男子に足を引っ掛けてガラスに飛び込ませてしまった件で、その男子は腕をガラスで切ってしまいケガをした。

担任は一時間以上私を叱り続け、怒り心頭に「親に電話する!!」と宣言し、私を帰宅させた。

ガクブルしながら家に帰ると、両親はいつもと変わらない態度だった。

まだ担任から連絡が来ていないのだろうと思い、暗い顔をしながら夕飯を食べ、風呂に入り、就寝した。

結局その日、担任から連絡がくることはなかった。

次の日、登校すると担任が「おはよう」といつもと変わらぬ態度で話しかけてきた。

ケガをした男子も腕に包帯を巻いて登校していた。

昨日の事故の事を口にしないのは、生徒が気持ちを引きずらないように気を使っているのだろうと思ったし、私自身も下手に口を出しやぶ蛇になることを恐れ、事故に関して何も言うことはなかった。

両親や担任から何か言われることはその後もなく、しばらくたつと大人同士で話がついてしまったのだろうと考えるようになった。

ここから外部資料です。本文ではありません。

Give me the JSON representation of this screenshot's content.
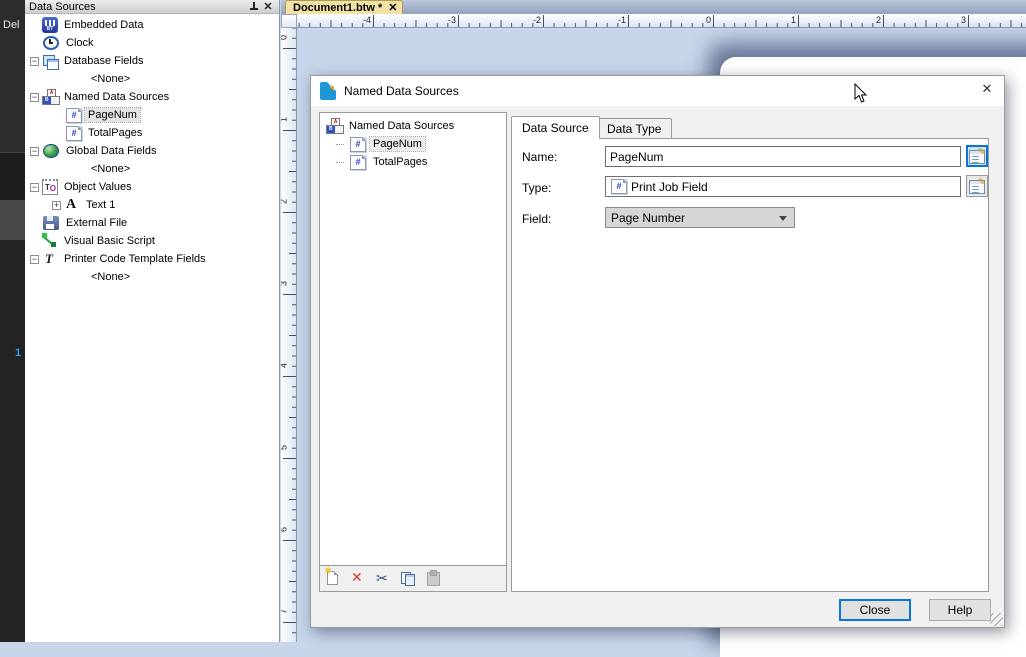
{
  "left_strip": {
    "del_label": "Del",
    "page_number": "1"
  },
  "data_sources_panel": {
    "title": "Data Sources",
    "items": [
      {
        "label": "Embedded Data",
        "icon": "embedded-data",
        "level": 0
      },
      {
        "label": "Clock",
        "icon": "clock",
        "level": 0
      },
      {
        "label": "Database Fields",
        "icon": "database-fields",
        "level": 0,
        "expand": "−"
      },
      {
        "label": "<None>",
        "level": 2
      },
      {
        "label": "Named Data Sources",
        "icon": "abc-blocks",
        "level": 0,
        "expand": "−"
      },
      {
        "label": "PageNum",
        "icon": "page-field",
        "level": 1,
        "selected": true
      },
      {
        "label": "TotalPages",
        "icon": "page-field",
        "level": 1
      },
      {
        "label": "Global Data Fields",
        "icon": "globe",
        "level": 0,
        "expand": "−"
      },
      {
        "label": "<None>",
        "level": 2
      },
      {
        "label": "Object Values",
        "icon": "object-values",
        "level": 0,
        "expand": "−"
      },
      {
        "label": "Text 1",
        "icon": "text",
        "level": 1,
        "expand": "+"
      },
      {
        "label": "External File",
        "icon": "external-file",
        "level": 0
      },
      {
        "label": "Visual Basic Script",
        "icon": "vb-script",
        "level": 0
      },
      {
        "label": "Printer Code Template Fields",
        "icon": "script-t",
        "level": 0,
        "expand": "−"
      },
      {
        "label": "<None>",
        "level": 2
      }
    ]
  },
  "document_tab": {
    "label": "Document1.btw *",
    "close_glyph": "✕"
  },
  "rulers": {
    "horizontal_labels": [
      "-4",
      "-3",
      "-2",
      "-1",
      "0",
      "1",
      "2",
      "3"
    ],
    "vertical_labels": [
      "0",
      "1",
      "2",
      "3",
      "4",
      "5",
      "6",
      "7"
    ]
  },
  "dialog": {
    "title": "Named Data Sources",
    "close_glyph": "✕",
    "tree": {
      "root_label": "Named Data Sources",
      "items": [
        {
          "label": "PageNum",
          "selected": true
        },
        {
          "label": "TotalPages"
        }
      ]
    },
    "toolbar": [
      {
        "name": "new-source",
        "enabled": true
      },
      {
        "name": "delete-source",
        "enabled": true
      },
      {
        "name": "cut",
        "enabled": true
      },
      {
        "name": "copy",
        "enabled": true
      },
      {
        "name": "paste",
        "enabled": false
      }
    ],
    "tabs": [
      {
        "label": "Data Source",
        "active": true
      },
      {
        "label": "Data Type",
        "active": false
      }
    ],
    "form": {
      "name_label": "Name:",
      "name_value": "PageNum",
      "type_label": "Type:",
      "type_value": "Print Job Field",
      "field_label": "Field:",
      "field_value": "Page Number"
    },
    "buttons": {
      "close": "Close",
      "help": "Help"
    }
  }
}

そのうち、そんなことも忘れてしまっていたのだが、ケガをした男子が同窓会で話したことによると、どうやら麻実子の両親から謝罪と治療費をもらったらしい。

男子の腕にはケガの跡が残っていたし、事故そのものはあったのは間違いないのだが……

本当に自分の記憶に自信がなくなってしまいました。